Market Value to Book Value ratio: this is defined as the ratio of market value per share to the book value per share. It is a measure of the firm's generation of wealth. If it is more than 1, that is, if the market value exceeds the book value, it means wealth has been generated.  We can see that if the ratio of market value to book value is equal to one, all the three ratios,  namely, earnings price ratio (reciprocal of price-earning ratio), yield and return to equity will be equal to each other. Nobel laureate James Tobin has proposed a valuation ratio, called Tobin's q, after the letter he used to denote it. The q ratio is defined as:

(Market value of equities and liabilities)/(estimated replacement cost of assets)


The q ratio looks a little like the market value to book value ratio. But there are two important differences: the numerator of the q ratio includes liabilities of the issuer of debt instruments along with market value of equities, that is, it includes all wealth. Also, in the denominator of the q ratio, the assets are valued at their replacement cost, not book value.

The main functions of the secondary markets are that it provides useful information both to the issuer as well as investors the  function it serves for the issuer is as follows. The secondary market provides regular information, by the latest prices of shares, to the original issuer of the shares about the value of its shares. The periodic trading of the asset reveals to the issuer the price the share commands in the market at a certain time. Such information helps the issuer to evaluate how well they are using the funds from earlier primary market activities, and it also provides some idea about how receptive investors will be to new issues.


To the original buyer of shares in the initial public offering in the primary market, the secondary market acts like an escape clause. If the shares do not seem to be doing as well as the original buyer thought, he or she can always sell it for cash. Of course, the investor can also sell it for cash with a view to making capital gains. The secondary market provides the original buyer of the  hares an opportunity to sell these for cash.

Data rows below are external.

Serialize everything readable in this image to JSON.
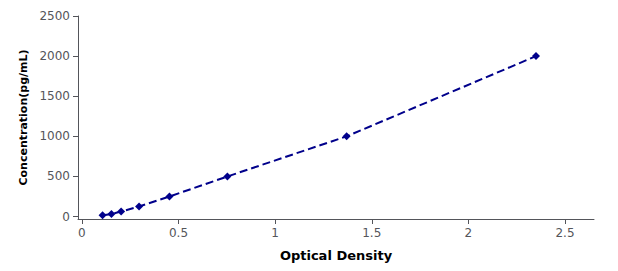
{
  "chart_data": {
    "type": "line",
    "xlabel": "Optical Density",
    "ylabel": "Concentration(pg/mL)",
    "x": [
      0.107,
      0.153,
      0.203,
      0.296,
      0.453,
      0.753,
      1.37,
      2.35
    ],
    "values": [
      15.6,
      31.2,
      62.5,
      125,
      250,
      500,
      1000,
      2000
    ],
    "color": "#00008B",
    "marker": "diamond",
    "line_style": "dashed",
    "xlim": [
      -0.02,
      2.65
    ],
    "ylim": [
      -30,
      2500
    ],
    "xticks": [
      0,
      0.5,
      1,
      1.5,
      2,
      2.5
    ],
    "yticks": [
      0,
      500,
      1000,
      1500,
      2000,
      2500
    ],
    "grid": false
  }
}
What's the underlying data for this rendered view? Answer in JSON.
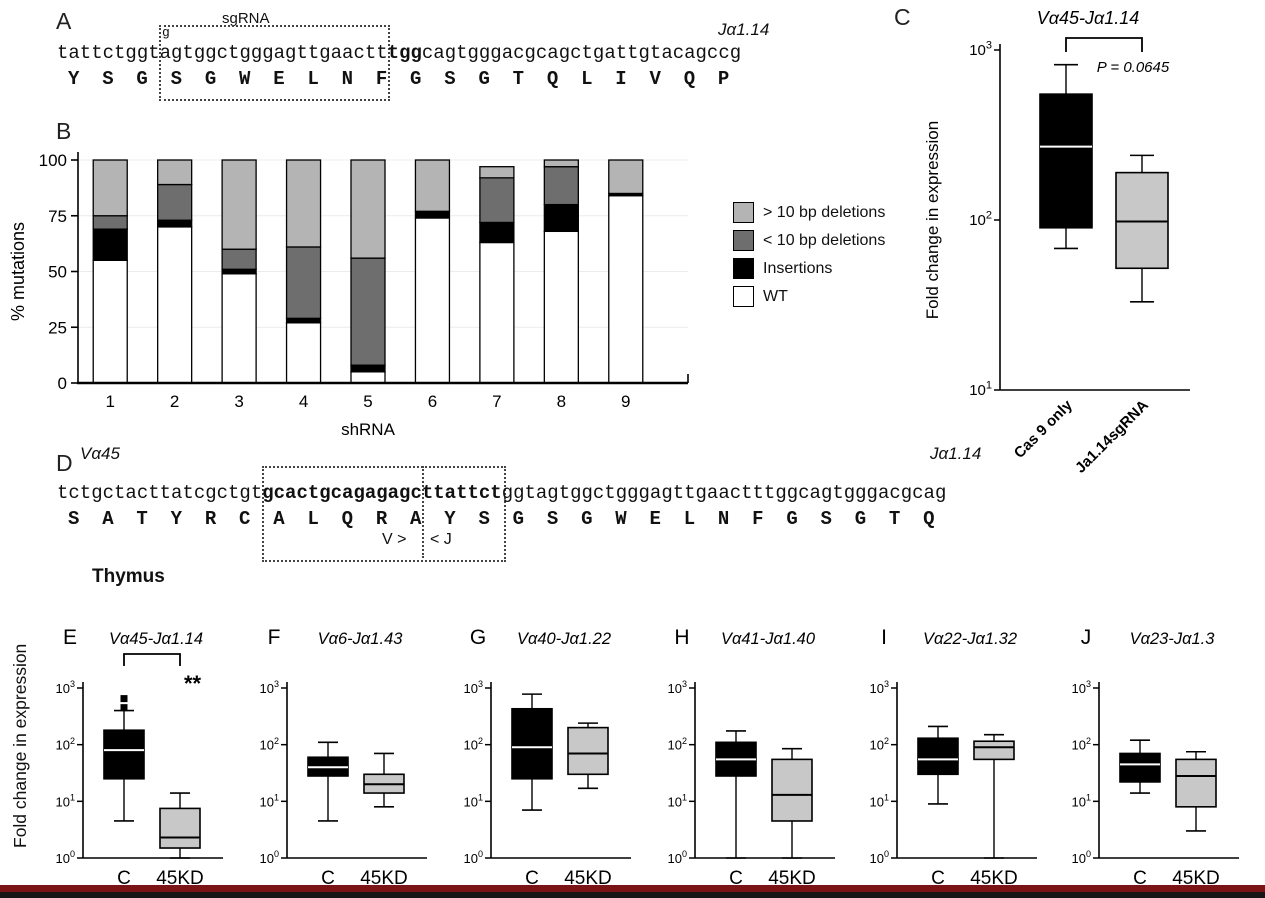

In fact, if the investors are not confident tat they can move from one financial asset to another, they might be reluctant to invest in any security. This will make it difficult for the issuers to issue new shares, and  moreover, they will have to offer higher returns or dividends to attract investors. The secondary markets also perform a useful function in that they provide information about the assets' fair price, as well as liquidity from their assets should they want to sell the assets. Another very important function performed by secondary stock markets is that they reduce search costs, by making it easier for buyers and sellers of assets to find each other. The secondary markets also lower transactions cost.